The chief executive officers of Suncor Energy Inc. and Canadian Oil Sands Ltd. both say they've got votes on their side as the nation's top crude producer promotes a hostile takeover bid for its smaller rival. One of them is going to be disappointed.
Ryan Kubik, the Canadian Oil Sands CEO, said in an interview Thursday that shareholders, big and small, aren't being wooed by the $4.5-billion ($3.4-billion U.S.) unsolicited offer from Suncor, which the board rejected. His comments come a day after Suncor's Steve Williams said in an interview that he expects major shareholders to back the deal.
Suncor is seeking to take advantage of an industry downturn to get even bigger, in part by making purchases including Canadian Oil Sands, the largest owner of the Syncrude mining project in northern Alberta. Both companies are trying to cut costs to remain profitable amid a crude price slump that has lasted 17 months and cost the Canadian energy industry more than 36,000 in lost jobs.
"The vast majority of major shareholders I'm talking to are saying that the Suncor offer is substantially inadequate," Kubik said on Bloomberg TV Canada from Calgary, where the two companies are based. "When we poll the retail shareholders, and I get e-mails from those retail shareholders, they're telling us the same thing."

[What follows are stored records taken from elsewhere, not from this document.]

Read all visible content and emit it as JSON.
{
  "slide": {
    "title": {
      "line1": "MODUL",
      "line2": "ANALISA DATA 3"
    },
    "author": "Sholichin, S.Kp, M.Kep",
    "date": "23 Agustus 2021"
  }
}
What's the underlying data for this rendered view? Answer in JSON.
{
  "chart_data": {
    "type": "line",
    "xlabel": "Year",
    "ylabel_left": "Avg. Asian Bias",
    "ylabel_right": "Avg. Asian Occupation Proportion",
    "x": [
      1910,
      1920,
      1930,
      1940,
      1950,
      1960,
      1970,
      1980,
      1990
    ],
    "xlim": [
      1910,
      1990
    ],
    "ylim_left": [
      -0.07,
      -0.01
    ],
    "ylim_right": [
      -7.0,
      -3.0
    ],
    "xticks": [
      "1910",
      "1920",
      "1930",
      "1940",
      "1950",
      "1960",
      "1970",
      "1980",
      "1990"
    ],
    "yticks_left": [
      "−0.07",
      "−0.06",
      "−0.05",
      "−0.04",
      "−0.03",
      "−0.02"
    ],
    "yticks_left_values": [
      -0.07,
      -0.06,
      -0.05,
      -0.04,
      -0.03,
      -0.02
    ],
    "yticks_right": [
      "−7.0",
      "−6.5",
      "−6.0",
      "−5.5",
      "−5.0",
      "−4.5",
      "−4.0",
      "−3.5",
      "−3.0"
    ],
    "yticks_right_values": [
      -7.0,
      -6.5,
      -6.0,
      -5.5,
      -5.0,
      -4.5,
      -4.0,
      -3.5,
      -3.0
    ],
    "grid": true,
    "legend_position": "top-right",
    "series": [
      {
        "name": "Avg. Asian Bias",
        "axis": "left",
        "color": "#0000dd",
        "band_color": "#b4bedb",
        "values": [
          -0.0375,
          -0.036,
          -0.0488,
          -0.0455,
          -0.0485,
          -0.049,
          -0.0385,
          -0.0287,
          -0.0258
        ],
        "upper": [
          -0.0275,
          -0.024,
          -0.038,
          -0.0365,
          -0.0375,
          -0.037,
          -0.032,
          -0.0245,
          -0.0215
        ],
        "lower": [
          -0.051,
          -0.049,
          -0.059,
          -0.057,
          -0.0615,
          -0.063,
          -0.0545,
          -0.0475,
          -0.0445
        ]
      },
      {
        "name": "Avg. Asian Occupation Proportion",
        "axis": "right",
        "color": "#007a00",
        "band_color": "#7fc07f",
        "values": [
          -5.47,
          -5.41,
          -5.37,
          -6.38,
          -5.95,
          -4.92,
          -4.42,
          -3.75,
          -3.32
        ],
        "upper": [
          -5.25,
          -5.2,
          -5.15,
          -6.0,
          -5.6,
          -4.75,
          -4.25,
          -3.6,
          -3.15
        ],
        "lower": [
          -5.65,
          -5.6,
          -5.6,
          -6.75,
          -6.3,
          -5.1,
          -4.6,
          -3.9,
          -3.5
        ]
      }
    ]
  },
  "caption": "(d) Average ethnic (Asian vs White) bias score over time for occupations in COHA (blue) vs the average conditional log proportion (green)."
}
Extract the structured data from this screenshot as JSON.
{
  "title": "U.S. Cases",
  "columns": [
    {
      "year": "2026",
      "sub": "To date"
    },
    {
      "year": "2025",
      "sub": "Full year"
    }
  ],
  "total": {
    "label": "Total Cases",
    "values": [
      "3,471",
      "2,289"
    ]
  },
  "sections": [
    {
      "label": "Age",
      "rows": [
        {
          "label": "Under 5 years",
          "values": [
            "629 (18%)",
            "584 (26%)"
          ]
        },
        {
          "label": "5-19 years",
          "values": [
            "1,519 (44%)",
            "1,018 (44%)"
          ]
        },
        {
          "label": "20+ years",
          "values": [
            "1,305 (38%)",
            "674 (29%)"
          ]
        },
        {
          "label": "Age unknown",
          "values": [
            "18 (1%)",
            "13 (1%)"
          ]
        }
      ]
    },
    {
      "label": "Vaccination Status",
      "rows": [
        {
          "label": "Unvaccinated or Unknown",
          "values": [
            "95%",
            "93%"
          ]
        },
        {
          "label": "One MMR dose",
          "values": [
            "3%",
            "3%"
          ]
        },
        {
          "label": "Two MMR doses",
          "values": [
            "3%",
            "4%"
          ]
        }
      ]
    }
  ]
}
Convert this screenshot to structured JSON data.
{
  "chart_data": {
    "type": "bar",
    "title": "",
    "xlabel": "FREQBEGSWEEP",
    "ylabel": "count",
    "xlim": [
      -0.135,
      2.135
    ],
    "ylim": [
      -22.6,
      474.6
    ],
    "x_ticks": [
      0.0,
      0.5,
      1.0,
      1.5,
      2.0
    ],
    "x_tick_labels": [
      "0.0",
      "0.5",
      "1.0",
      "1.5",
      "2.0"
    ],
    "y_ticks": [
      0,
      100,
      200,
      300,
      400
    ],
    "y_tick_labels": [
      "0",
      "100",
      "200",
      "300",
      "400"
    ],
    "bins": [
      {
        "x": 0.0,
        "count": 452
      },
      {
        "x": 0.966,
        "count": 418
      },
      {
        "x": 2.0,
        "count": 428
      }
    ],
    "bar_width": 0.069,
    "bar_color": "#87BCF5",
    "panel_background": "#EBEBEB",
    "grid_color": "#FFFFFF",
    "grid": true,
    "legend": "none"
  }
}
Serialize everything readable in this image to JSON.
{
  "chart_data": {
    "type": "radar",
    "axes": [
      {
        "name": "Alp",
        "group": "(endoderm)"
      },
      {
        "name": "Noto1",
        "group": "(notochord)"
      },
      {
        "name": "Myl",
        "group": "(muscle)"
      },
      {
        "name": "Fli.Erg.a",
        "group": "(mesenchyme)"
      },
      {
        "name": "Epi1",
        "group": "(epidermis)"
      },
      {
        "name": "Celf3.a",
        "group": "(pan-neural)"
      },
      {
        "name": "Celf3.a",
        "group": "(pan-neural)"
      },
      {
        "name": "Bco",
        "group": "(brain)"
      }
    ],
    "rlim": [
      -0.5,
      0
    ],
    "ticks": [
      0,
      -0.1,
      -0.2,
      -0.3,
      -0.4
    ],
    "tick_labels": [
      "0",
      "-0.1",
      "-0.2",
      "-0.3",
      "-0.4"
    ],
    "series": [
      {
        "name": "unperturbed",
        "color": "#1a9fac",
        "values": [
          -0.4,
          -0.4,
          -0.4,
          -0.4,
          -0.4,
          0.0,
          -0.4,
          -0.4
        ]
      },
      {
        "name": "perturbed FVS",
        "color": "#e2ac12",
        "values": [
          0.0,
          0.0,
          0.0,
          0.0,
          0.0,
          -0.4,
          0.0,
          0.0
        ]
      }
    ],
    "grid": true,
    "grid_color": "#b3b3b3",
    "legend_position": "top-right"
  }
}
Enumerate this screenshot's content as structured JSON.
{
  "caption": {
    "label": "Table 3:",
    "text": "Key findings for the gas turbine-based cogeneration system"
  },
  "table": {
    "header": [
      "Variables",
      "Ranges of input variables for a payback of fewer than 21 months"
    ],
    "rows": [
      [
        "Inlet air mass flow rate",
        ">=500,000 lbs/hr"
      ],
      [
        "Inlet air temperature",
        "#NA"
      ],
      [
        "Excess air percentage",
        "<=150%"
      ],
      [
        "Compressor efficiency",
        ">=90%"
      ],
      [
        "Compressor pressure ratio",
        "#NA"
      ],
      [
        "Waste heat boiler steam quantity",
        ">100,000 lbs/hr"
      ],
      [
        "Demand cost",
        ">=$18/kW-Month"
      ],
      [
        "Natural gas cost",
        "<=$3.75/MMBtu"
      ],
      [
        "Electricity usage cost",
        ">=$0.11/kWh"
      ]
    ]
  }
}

Shareholders are conveying the opposite view to Williams, according to the executive. In the first 10 days after the offer was made public, Williams and Suncor's management met with 60 per cent of the Canadian Oil Sands' institutional shareholders, he said.
"The messages I got were very different than the messages they are talking about," Williams said at Bloomberg's Toronto office. "The majority say they will tender."
The offer is for 0.25 of a Suncor share for each Canadian Oil Sands share. Based on Suncor's stock price Thursday, that represents a 50 per cent premium over the Canadian Oil Sands price before the bid was announced last month. Suncor would also take on the $2.35-billion of Canadian Oil Sands debt, as of the end of the third quarter.
The premium has risen from an initial 43 per cent as falling crude prices hit Canadian Oil Sands' stock harder. The company's shares have dropped 16 per cent this year, compared with a 0.6 per cent gain for Suncor.
While Canadian Oil Sands shares traded 9.9 per cent higher than the Suncor offer when it was first announced on speculation another buyer would emerge, now the bid is worth 5.4 per cent more than the target company's stock, based on Thursday's closing prices. If no takeover of Canadian Oil Sands happens, the company's stock is poised to plummet, said Martin Pelletier, managing director and portfolio manager at TriVest Wealth Counsel Ltd. in Calgary.
"The trading is telling you investors are worried the deal isn't going to go through," said Pelletier, who bought Canadian Oil Sands shares earlier this year betting on a takeover bid, and sold his stake to capture the gain after the Suncor offer. "The risk is just too great, with regard to the upside versus the downside. No one else has stepped up and we haven't seen a higher offer from Suncor."
Last week, Suncor appealed directly to Canadian Oil Sands shareholders in a letter warning that if they don't accept the bid, they risk continuing to own shares in a company that has demonstrated "consistently disappointing performance." Suncor's offer is "full and fair" and would allow the company to devote more resources to improve the Syncrude venture, according to the letter. Seven companies including Canadian Oil Sands and Suncor own Syncrude, and the merger would give Suncor a 49 per cent stake, up from its current 12 per cent.
Canadian Oil Sands is resilient at current prices and can cover costs with U.S. crude at $45 a barrel, Kubik said Thursday.
The Alberta Securities Commission is expected to uphold Canadian Oil Sands' new shareholder rights plan after hearing Suncor's appeal on Nov. 26 to strike down the so-called poison pill, Kubik said. Suncor's bid isn't permitted unless it's extended, Canadian Oil Sands said last month in introducing the new plan that calls for 120 days to consider bids. Suncor's offer is open for acceptance until Dec. 4.
The board of Canadian Oil Sands continues a strategic alternatives process in which it's talking to other potential bidders, Kubik said.
"We do have interest from other parties in that process," he said, declining to give details. "All alternatives are going to be reviewed."
Williams said there is a "reality check" going on in the oil patch, where sellers are being forced to recognize the price they think their assets are worth is no longer the case in a low oil price environment.